AEG Turbinenfabrik: assembly hall - BEHRENS, Peter - WGA
AEG Turbinenfabrik: assembly hall by BEHRENS, Peter
AEG Turbinenfabrik: assembly hall by BEHRENS, Peter

AEG Turbinenfabrik: assembly hall

by BEHRENS, Peter, Photo

In 1907 Behrens was called to Berlin as artistic adviser to AEG (Allgemeine Elektrizitäts-Gesellschaft). The greatest achievement of the Berlin years was the incomparable series of product, graphic and architectural designs for AEG, with which Behrens created the world’s first corporate image. In the sphere of product design, this was achieved by offering a number of models based on various permutations of standardized parts, colours and finishes. This technique was applied to arc lamps, electric fans, electric clocks and, most successfully, to a range of electric kettles introduced in 1909.

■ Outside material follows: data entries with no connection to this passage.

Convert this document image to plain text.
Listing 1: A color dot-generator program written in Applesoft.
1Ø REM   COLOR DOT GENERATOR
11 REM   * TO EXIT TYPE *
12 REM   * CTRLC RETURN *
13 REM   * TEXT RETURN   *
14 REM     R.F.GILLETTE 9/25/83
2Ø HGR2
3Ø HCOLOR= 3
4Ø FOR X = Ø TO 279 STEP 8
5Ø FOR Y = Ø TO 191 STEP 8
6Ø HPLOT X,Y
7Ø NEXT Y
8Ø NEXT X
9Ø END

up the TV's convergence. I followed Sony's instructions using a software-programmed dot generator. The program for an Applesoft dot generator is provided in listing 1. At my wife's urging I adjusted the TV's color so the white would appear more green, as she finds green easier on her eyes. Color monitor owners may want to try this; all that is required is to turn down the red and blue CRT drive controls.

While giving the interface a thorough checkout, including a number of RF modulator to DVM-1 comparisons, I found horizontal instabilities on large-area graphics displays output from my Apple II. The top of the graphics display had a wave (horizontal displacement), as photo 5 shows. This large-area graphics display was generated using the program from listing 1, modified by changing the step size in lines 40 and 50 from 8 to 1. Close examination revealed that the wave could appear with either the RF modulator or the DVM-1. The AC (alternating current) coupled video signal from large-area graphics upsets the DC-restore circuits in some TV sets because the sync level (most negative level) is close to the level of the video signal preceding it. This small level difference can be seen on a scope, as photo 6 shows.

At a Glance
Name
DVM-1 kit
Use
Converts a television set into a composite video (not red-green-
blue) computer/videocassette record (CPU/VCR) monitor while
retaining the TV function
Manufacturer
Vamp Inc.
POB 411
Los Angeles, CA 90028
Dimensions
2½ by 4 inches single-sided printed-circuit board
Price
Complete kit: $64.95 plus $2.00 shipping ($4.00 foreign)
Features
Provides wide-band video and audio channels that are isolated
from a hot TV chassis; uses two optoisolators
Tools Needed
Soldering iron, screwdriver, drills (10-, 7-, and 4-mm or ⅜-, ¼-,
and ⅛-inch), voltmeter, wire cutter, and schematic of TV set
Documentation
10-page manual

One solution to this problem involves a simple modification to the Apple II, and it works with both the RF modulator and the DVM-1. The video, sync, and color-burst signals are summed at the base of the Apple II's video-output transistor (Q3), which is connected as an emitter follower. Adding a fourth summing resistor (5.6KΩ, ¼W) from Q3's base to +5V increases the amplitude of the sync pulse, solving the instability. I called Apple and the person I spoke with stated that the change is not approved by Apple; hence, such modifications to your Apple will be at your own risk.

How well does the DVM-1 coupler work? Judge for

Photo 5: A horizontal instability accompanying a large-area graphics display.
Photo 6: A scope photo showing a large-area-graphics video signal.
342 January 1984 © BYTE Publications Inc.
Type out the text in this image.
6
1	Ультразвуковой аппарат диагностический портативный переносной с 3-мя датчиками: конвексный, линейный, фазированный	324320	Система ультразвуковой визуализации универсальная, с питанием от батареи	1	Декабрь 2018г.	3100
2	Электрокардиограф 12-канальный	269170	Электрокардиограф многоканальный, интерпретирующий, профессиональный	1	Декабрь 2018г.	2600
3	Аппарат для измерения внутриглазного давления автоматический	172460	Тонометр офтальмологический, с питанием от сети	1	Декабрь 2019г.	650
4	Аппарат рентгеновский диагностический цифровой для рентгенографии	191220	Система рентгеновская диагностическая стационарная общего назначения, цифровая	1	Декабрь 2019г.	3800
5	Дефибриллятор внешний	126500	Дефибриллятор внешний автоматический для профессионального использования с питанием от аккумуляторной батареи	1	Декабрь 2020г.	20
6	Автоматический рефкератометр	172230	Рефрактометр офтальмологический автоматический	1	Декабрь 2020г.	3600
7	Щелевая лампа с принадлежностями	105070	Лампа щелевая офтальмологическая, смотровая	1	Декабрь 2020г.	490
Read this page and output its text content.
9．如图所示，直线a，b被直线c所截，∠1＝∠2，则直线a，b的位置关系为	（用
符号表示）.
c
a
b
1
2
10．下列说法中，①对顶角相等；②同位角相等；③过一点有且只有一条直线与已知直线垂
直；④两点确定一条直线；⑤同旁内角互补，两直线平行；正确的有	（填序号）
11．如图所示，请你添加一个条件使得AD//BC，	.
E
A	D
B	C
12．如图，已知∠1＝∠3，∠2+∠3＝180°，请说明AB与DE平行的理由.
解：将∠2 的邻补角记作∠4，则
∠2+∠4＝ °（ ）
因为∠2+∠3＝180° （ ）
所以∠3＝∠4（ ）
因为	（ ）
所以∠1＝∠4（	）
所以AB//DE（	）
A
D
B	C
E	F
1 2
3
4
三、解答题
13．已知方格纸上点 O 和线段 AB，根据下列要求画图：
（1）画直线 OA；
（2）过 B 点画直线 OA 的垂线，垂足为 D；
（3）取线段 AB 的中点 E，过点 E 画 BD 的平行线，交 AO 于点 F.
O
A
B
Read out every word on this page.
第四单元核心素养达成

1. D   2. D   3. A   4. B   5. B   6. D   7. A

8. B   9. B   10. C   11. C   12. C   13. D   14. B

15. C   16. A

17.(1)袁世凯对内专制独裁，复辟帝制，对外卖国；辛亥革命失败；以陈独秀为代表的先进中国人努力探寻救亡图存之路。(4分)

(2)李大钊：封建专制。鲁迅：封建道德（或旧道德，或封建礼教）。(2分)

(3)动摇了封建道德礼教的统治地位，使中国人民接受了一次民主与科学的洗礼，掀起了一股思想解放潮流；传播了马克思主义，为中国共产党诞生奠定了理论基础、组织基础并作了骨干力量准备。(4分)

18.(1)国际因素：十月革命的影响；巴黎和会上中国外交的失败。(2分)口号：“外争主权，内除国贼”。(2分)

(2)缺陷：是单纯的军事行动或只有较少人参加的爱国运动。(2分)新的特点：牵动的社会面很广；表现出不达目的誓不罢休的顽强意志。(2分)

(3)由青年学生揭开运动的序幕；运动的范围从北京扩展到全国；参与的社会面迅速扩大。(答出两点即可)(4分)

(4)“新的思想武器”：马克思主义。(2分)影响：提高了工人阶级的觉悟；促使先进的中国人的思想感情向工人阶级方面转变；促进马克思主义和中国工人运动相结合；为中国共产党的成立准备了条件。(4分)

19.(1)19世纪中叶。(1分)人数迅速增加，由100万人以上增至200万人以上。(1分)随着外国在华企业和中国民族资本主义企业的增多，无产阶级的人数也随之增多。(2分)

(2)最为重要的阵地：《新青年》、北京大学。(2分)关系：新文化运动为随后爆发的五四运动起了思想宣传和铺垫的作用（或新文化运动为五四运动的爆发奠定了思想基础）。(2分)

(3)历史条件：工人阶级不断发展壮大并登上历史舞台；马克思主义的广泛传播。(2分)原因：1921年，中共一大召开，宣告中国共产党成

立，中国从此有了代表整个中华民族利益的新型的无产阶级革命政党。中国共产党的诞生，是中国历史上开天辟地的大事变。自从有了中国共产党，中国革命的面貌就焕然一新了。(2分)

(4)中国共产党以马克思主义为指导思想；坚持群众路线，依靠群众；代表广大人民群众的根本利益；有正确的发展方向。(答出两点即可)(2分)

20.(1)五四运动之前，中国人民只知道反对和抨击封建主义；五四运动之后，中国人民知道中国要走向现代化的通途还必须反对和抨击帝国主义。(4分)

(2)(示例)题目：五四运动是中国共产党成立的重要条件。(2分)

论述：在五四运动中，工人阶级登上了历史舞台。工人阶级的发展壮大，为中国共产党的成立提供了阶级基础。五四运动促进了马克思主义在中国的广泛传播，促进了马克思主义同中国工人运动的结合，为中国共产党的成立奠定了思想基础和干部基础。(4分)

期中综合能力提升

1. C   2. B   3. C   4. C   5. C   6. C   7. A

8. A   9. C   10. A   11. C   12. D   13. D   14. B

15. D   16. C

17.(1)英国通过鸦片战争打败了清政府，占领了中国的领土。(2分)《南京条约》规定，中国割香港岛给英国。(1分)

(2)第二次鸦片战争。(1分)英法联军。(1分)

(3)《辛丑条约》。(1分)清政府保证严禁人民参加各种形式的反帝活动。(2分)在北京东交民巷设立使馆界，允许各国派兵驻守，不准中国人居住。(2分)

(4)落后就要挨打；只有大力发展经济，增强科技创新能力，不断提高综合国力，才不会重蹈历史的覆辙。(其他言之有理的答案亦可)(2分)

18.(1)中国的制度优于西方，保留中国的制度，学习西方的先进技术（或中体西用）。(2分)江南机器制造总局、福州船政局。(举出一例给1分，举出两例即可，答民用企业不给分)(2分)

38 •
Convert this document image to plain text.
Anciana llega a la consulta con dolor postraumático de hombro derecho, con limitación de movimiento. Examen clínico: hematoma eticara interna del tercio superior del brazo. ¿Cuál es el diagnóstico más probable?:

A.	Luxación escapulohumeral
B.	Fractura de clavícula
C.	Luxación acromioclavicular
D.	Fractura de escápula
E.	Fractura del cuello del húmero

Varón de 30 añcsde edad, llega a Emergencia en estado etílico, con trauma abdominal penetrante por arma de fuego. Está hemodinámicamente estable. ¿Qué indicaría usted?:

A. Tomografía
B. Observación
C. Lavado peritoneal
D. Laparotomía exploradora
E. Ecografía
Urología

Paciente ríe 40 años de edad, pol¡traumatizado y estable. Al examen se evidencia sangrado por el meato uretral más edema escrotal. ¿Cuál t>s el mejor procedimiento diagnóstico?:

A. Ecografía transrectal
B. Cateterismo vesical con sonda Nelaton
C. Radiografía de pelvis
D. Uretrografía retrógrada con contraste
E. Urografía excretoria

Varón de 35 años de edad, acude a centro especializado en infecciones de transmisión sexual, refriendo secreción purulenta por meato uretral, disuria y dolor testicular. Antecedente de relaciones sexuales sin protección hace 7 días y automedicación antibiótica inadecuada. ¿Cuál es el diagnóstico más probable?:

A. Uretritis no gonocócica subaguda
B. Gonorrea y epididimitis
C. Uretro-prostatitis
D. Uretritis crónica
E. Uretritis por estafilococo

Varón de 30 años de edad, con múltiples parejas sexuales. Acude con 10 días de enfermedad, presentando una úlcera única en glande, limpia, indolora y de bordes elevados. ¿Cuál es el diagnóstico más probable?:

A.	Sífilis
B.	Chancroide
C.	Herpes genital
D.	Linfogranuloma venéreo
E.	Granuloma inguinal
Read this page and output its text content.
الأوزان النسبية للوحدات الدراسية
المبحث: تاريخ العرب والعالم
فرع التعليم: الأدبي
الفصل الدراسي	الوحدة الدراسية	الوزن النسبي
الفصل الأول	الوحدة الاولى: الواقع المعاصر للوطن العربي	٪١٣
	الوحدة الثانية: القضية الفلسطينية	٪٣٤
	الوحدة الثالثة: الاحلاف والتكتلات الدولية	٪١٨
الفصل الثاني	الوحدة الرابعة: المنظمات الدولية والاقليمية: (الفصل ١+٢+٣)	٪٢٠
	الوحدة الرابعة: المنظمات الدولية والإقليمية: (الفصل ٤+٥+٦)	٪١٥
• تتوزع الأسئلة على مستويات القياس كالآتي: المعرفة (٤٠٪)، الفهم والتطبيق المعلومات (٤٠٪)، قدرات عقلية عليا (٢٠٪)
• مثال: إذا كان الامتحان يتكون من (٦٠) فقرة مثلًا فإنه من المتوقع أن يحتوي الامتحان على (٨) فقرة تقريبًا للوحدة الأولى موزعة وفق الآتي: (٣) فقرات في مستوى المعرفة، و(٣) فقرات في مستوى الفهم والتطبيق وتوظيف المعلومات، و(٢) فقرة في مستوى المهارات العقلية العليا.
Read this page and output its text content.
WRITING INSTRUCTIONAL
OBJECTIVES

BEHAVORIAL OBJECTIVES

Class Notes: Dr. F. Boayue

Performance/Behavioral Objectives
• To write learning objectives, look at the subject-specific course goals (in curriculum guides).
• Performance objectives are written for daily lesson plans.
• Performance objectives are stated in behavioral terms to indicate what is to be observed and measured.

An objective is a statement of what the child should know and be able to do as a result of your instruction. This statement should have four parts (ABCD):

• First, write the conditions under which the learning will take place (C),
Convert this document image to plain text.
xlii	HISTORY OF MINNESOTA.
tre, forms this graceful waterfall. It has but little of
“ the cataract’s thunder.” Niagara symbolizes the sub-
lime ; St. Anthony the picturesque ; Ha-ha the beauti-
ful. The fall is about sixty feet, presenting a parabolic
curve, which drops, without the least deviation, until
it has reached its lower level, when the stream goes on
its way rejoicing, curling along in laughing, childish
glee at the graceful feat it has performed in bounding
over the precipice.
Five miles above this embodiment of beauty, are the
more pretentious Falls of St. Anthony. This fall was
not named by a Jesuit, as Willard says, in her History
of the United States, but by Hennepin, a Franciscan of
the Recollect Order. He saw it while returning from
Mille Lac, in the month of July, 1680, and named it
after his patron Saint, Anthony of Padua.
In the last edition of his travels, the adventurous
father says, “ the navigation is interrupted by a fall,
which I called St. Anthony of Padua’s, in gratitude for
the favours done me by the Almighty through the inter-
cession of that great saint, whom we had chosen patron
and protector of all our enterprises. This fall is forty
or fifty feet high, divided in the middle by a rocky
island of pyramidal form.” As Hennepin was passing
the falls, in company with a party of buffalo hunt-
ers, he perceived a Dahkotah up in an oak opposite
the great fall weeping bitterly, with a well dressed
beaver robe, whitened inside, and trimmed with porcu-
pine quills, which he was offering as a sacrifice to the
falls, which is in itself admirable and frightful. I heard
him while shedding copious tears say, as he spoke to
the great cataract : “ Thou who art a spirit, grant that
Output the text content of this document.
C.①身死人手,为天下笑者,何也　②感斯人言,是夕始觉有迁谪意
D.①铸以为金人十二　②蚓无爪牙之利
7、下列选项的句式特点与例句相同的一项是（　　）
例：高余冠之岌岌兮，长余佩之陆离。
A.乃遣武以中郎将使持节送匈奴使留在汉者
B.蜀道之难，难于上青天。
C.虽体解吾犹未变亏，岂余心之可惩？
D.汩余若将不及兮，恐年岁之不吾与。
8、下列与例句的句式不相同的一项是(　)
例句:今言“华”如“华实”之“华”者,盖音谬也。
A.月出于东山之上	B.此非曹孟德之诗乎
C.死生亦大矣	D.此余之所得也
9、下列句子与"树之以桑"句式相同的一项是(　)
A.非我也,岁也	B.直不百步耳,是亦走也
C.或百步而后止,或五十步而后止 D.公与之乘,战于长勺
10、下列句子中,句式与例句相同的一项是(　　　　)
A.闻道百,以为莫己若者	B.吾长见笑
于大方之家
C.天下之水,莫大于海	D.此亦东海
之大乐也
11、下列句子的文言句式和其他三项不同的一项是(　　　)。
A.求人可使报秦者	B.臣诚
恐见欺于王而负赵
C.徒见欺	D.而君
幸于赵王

Behrens was responsible not only for the product design and graphics of AEG but also for the factory buildings in which the firm’s products were made; these ranged from tiny switches to massive turbines. One of the earliest designs was for the celebrated turbine factory (1909) in Moabit, Berlin, which used an exposed hinged steel frame - designed with Karl Bernhard (b 1859) - and undecorated masonry cladding on the gable end to create one of the canonical statements of 20th-century architecture, in which transparency and the rhythms of the industrial process were combined with classical monumentality.